Prime Business Africa had reported earlier that the government borrowed N3.28 trillion in the first six months of this year, resulting to the debt profile of Nigeria increasing to N42.84 trillion at the end of second quarter 2022, from the N39.56 trillion reported as at December 2021.
The DMO boss explained governments across the world are also increasing their debt due to economic and social challenges caused by Covid-19 pandemic and the Russia-Ukraine war.

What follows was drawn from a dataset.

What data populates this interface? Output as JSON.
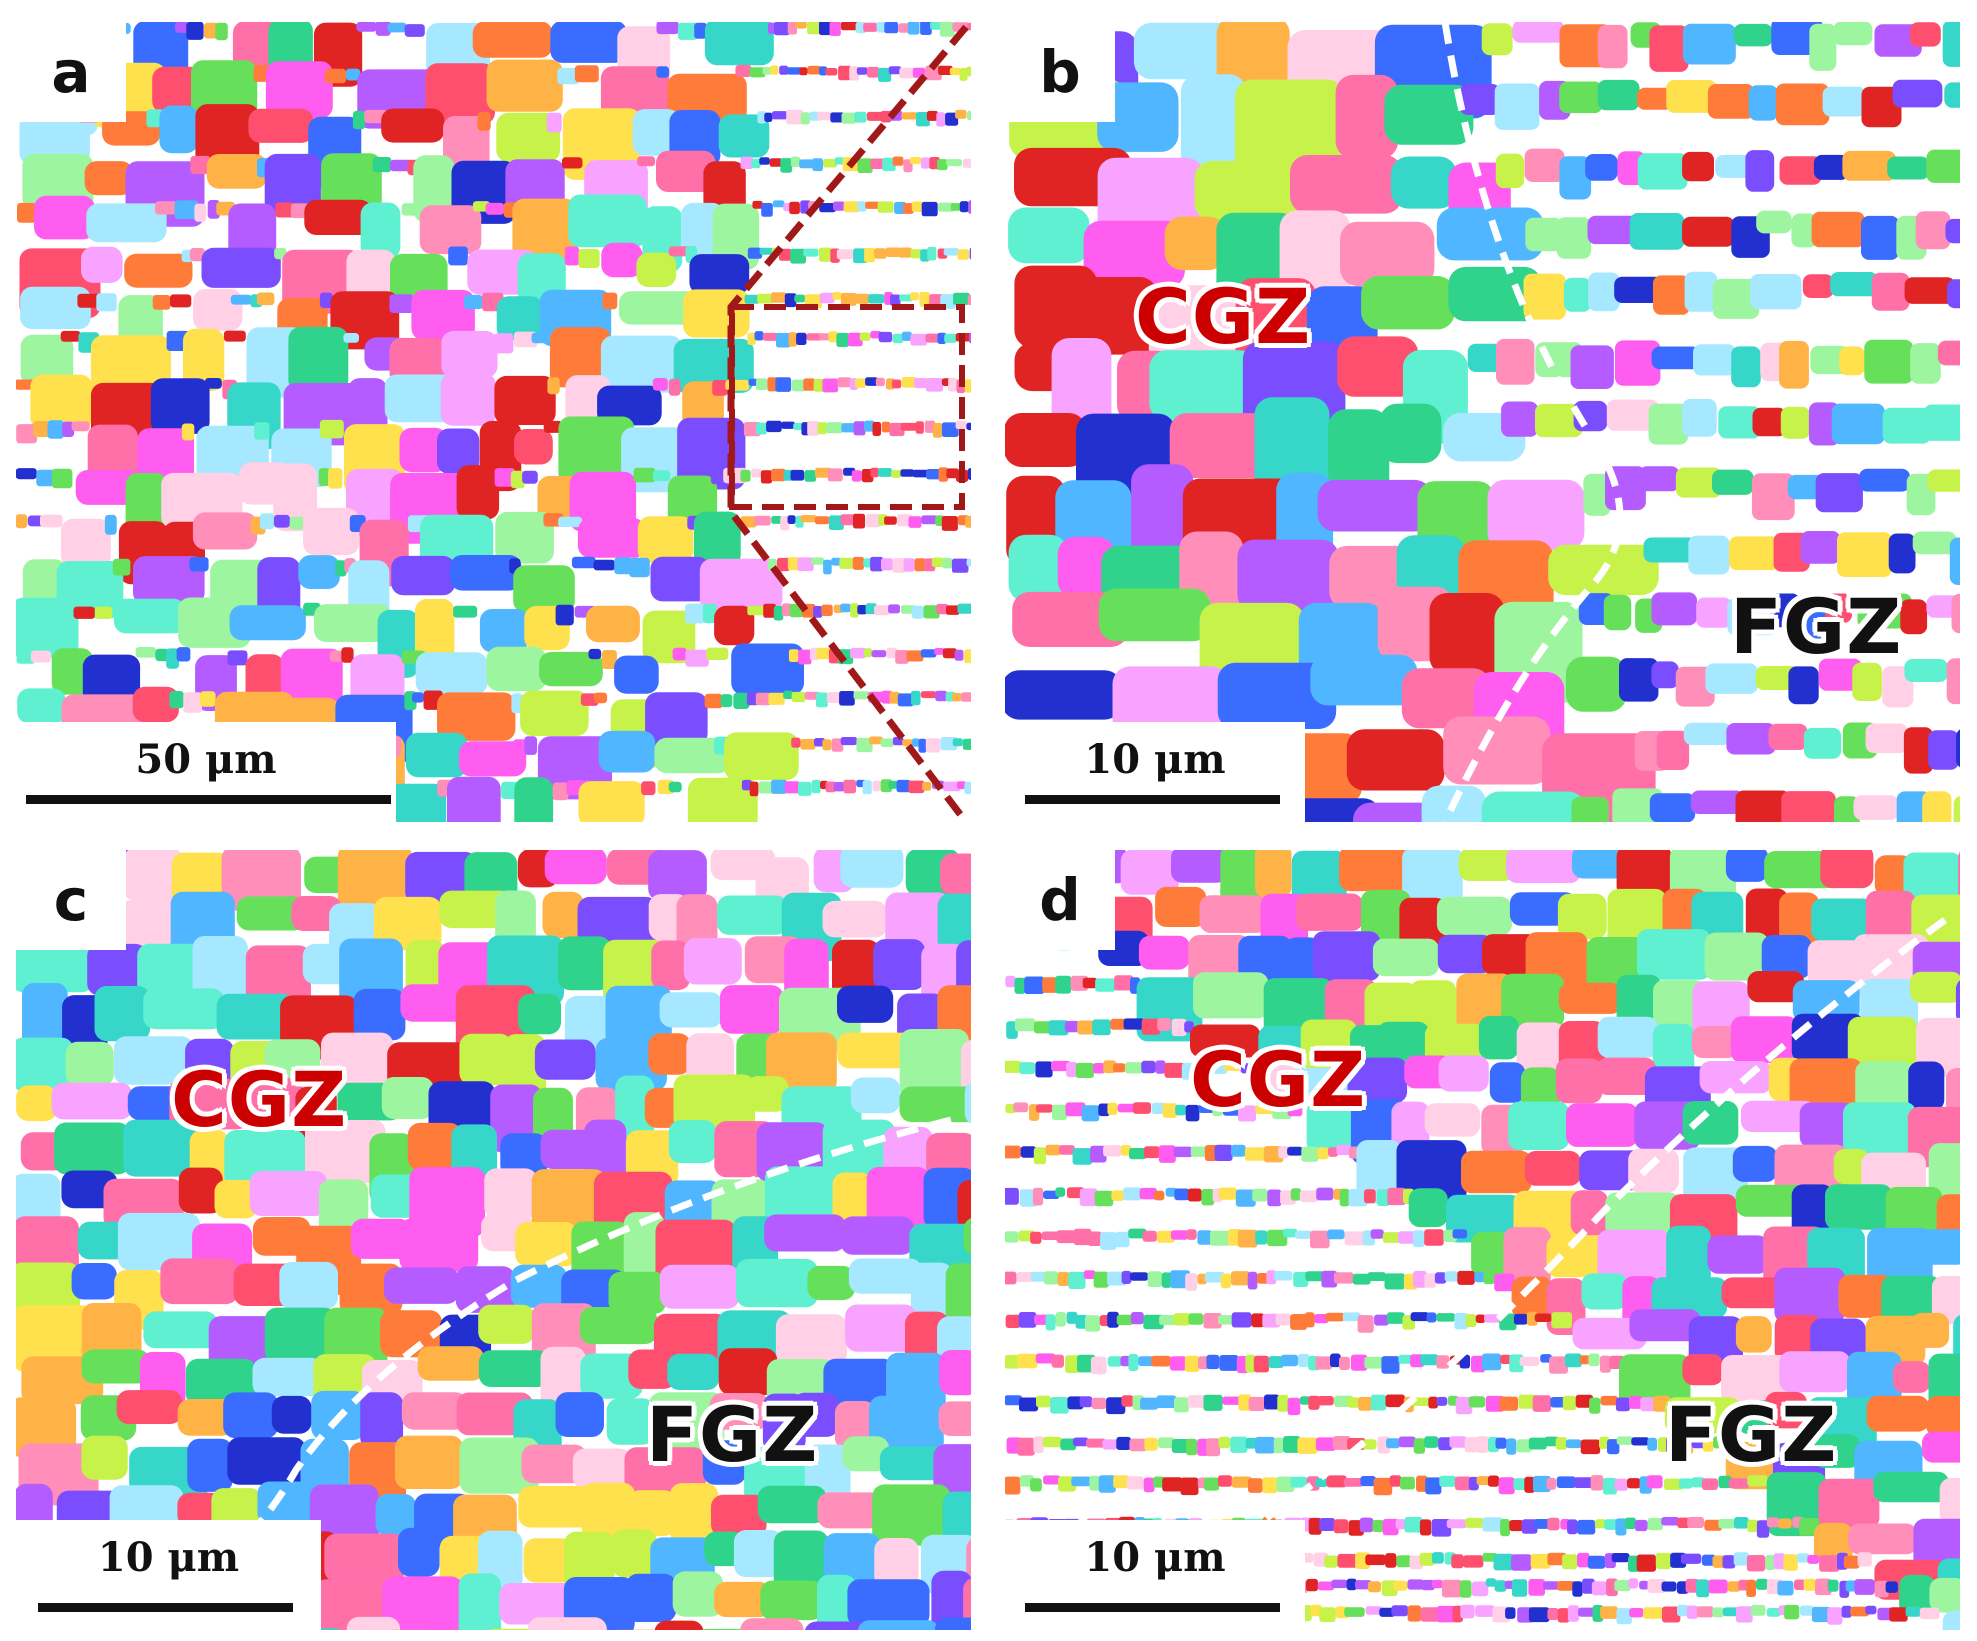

During the presentation titled, “Debt Sustainability Challenges and Strategic Revenue Mobilisation Initiative,”, Oniha said despite the rising debt, Nigeria’s debt to GDP ratio was 23.06 per cent, below other countries such as “Angola (136.54%), South Africa (69.45%), Ghana (78.92%), United States (133.92%) and United Kingdom (104.47%) have higher ratio.”
She further stated that, “Governments across the world borrow. Globally, debt levels are growing, but it is not a new trend. Debt levels were already rising prior to the Covid-19 crisis when compared to 2014.
“Globally, sovereign debt grew from 49 per cent of GDP in 2014 to 57.9 percent in 2019 and in sub-Saharan Africa, from 35 percent of GDP in 2014 to 55 percent in 2019.
“In Nigeria, this ratio rose from 13 percent in 2014 to 19 percent in 2019.” She said, adding, “The Federal Government had to resort to borrowing to fund the budget due to revenue challenges.”
Meanwhile, to ensure the sustainability of Nigeria’s public debt, Oniha revealed that the World Bank Fund tools has been adopted, “these tools include an annual Debt Sustainability Analysis (DSA) and a Medium-Term Debt Management Strategy (MTDS) every four years.
“Maturities in the public debt portfolio are well spread to avoid bunching of maturities and to ease repayments of maturing obligations. The Domestic Debt portfolio has securities with tenors ranging from 91 days to 30 years, while the External Debt Portfolio has securities ranging between 5 years to 30 years.”